En une vingtaine de stations devant cette plage concrète ou symbolique, l’auteure ramène à elle des pans de passé, colorés, aigus, pleins d’algues, de goémons, des pas des aimés (ah ! la grand-mère et le souvenir blessé d’un oncle Paul perdu à cause de la guerre !). Elle rameute le doux des promenades, le « promenoir » des anciens qui lui ont appris un regard futé sur le monde des vagues, des chemins et des vents. Il y a du Sansot (Chemins aux vents) chez cette Bretonne, cette volonté d’asseoir dans sa prose légère et vivifiante des moments, des récits (on ne peut passer sous silence l’épisode de l’Allemand et du chien), des blasons d’un passé resté unique. Car il y a, c’est l’évidence, des leçons à prendre dans ces morceaux de plage, dans cette rumeur naturelle, dans cette enfance retrouvée (et combien d’épisodes du livre font mention des années soixante, de ce que l’enfant a pu conserver des usages et des modes et de l’histoire concrète). La plage, certes, est un personnage de premier plan, que l’on peut découvrir à la nage, dont on peut graver sur les laminaires les variations et l’intemporalité, que l’on peut garder au cœur « qui fait sécession ».
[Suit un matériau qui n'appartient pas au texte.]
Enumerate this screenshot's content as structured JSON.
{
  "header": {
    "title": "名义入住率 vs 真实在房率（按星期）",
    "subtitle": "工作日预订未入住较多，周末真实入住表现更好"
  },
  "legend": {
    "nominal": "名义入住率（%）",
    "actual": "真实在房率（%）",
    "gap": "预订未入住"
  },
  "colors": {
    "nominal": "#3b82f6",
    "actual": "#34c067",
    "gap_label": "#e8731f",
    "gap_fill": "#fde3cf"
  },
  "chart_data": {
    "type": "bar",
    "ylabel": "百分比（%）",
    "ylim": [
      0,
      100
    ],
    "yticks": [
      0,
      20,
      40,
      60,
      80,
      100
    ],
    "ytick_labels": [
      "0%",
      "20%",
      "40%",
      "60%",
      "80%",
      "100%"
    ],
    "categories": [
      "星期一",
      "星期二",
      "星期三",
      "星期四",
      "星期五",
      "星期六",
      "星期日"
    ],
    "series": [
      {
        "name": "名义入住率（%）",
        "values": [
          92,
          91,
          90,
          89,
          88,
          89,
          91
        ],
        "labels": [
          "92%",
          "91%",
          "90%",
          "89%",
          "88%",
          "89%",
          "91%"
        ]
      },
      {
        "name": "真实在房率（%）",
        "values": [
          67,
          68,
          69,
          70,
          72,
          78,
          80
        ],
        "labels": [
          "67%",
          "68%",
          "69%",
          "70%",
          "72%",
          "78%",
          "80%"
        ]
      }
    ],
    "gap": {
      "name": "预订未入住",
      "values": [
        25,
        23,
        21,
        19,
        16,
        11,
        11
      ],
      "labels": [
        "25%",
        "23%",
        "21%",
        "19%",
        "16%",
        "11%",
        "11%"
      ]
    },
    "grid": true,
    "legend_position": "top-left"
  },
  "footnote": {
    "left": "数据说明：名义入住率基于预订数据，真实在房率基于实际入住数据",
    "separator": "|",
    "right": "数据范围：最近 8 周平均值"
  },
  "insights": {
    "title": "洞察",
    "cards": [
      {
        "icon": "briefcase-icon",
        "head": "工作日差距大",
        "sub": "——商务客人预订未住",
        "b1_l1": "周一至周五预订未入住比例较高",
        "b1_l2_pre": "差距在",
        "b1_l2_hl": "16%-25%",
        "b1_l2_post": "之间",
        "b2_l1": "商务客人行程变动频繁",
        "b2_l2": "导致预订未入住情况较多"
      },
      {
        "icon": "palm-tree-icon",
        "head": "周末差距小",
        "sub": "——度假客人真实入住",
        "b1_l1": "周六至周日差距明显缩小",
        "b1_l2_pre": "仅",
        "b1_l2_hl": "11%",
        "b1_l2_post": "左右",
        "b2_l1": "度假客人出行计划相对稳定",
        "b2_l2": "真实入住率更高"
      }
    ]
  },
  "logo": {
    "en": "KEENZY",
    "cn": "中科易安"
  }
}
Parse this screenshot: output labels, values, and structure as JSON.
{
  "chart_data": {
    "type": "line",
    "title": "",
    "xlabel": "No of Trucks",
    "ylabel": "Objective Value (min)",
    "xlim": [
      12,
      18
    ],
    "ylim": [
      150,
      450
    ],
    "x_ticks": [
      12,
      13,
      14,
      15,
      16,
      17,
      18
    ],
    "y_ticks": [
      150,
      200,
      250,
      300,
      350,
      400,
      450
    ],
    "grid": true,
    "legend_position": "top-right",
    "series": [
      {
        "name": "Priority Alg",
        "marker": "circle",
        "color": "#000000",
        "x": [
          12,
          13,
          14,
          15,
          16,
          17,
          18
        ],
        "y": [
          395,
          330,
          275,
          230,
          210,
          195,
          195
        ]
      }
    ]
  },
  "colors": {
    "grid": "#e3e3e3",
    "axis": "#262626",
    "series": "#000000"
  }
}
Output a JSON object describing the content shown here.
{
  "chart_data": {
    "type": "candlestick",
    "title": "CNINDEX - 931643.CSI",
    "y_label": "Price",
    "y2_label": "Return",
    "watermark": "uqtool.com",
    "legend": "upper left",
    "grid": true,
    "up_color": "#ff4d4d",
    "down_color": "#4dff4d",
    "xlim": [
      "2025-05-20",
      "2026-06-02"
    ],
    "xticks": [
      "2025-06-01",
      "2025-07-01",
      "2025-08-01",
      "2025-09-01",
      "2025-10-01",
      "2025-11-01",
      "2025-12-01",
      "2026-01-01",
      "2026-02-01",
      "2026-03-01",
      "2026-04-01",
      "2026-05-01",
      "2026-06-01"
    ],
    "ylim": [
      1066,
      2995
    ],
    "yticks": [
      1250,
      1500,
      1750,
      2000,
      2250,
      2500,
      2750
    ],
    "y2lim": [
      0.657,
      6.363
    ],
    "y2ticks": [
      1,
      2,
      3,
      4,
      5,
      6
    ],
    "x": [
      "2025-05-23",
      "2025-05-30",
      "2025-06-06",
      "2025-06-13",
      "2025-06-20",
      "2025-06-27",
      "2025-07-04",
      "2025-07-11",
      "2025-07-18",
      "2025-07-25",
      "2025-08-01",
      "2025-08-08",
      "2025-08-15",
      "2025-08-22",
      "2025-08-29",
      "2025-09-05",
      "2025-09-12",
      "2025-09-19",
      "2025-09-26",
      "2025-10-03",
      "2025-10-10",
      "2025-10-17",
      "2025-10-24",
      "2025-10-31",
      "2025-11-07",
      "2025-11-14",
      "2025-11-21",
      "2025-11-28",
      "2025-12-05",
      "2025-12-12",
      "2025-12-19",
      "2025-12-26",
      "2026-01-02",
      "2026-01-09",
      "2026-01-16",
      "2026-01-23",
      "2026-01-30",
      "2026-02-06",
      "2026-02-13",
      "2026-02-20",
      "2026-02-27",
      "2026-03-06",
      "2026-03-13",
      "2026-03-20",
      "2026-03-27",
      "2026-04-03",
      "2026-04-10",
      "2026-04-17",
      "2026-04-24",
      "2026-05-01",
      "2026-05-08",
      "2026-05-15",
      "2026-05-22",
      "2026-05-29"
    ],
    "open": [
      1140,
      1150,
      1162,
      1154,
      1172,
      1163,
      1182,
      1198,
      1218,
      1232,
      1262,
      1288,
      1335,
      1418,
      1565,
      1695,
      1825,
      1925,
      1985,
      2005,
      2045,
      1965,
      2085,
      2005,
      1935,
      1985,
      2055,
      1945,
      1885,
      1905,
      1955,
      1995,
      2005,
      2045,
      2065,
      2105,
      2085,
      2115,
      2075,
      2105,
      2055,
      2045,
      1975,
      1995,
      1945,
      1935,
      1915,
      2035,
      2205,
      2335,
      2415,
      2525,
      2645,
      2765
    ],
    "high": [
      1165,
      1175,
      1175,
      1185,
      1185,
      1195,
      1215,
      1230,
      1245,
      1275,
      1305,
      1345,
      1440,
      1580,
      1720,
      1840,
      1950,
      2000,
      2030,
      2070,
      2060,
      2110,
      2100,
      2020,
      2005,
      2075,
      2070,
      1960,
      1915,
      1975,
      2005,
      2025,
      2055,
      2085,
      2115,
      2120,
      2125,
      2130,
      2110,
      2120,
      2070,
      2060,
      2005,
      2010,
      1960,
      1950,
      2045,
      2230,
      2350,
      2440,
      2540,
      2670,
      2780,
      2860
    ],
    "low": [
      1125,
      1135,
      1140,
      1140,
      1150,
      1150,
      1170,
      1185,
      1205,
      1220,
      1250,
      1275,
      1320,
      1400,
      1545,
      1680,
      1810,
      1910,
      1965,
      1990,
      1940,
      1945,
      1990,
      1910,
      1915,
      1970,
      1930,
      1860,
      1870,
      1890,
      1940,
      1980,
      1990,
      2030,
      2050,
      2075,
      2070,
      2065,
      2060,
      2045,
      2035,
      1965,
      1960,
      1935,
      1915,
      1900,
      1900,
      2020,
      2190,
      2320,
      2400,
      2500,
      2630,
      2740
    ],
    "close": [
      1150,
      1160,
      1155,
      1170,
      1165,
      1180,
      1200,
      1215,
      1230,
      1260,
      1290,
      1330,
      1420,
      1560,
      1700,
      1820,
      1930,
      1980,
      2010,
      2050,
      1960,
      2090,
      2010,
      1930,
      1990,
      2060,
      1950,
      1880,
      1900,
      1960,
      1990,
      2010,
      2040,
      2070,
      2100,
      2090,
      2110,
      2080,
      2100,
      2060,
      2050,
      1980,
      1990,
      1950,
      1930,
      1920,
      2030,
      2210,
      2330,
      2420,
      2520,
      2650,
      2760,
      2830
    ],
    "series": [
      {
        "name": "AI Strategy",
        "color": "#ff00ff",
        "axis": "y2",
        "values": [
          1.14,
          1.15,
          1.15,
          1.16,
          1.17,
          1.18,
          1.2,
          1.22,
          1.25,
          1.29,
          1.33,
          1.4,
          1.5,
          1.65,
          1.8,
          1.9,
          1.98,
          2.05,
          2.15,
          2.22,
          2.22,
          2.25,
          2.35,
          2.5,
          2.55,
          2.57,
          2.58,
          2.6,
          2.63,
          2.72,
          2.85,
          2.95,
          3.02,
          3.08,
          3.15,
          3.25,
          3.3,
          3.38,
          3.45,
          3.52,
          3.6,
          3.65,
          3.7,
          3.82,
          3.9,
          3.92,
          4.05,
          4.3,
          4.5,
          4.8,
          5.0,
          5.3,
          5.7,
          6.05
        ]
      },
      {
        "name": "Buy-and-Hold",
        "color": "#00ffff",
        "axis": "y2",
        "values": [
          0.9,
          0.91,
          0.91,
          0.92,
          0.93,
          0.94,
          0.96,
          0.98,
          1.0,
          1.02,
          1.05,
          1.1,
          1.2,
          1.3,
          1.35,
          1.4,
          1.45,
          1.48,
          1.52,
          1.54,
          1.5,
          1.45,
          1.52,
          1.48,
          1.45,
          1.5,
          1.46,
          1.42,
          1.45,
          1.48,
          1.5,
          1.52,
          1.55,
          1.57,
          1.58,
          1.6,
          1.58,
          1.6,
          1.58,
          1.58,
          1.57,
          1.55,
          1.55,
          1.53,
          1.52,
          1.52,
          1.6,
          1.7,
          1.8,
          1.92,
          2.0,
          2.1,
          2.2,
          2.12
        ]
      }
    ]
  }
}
La « mangeuse de vent » relate, s’approprie, et transmet. L’œil, le corps et l’âme de la promeneuse de l’océan sait, ô combien, faire partager l’humeur d’un ciel, le hors saison, la leçon des rochers, celle aussi d’une nature sans cesse à conquérir dans le silence. Comme le compagnon, qui a tout largué, pour renouer avec la nature, rencontré sur les routes, l’écrivaine sait (et c’est peut-être un épisode à lire comme un apologue) qu’il y a là matière de vie, à saisir, à comprendre, à offrir (comme ce « don des morts » sallenavien) à l’autre, lecteur ou contemporain, puisque la nature sans cesse nous convainc de vivre, en dépit des doutes, des blessures et du temps qui ronge, même une petite plage.
Un beau livre, fervent et tout à la fois mesuré, à l’aune d’un style précis, économe, « au bord du chemin », aiguisé, qui nous entraîne à rouvrir les yeux sur un monde que la réalité embue et trouble. Et voir le monde du « divers », à l’image de Segalen, cité : en visant l’essentiel. L’auteure a réussi, de ce côté-là aussi.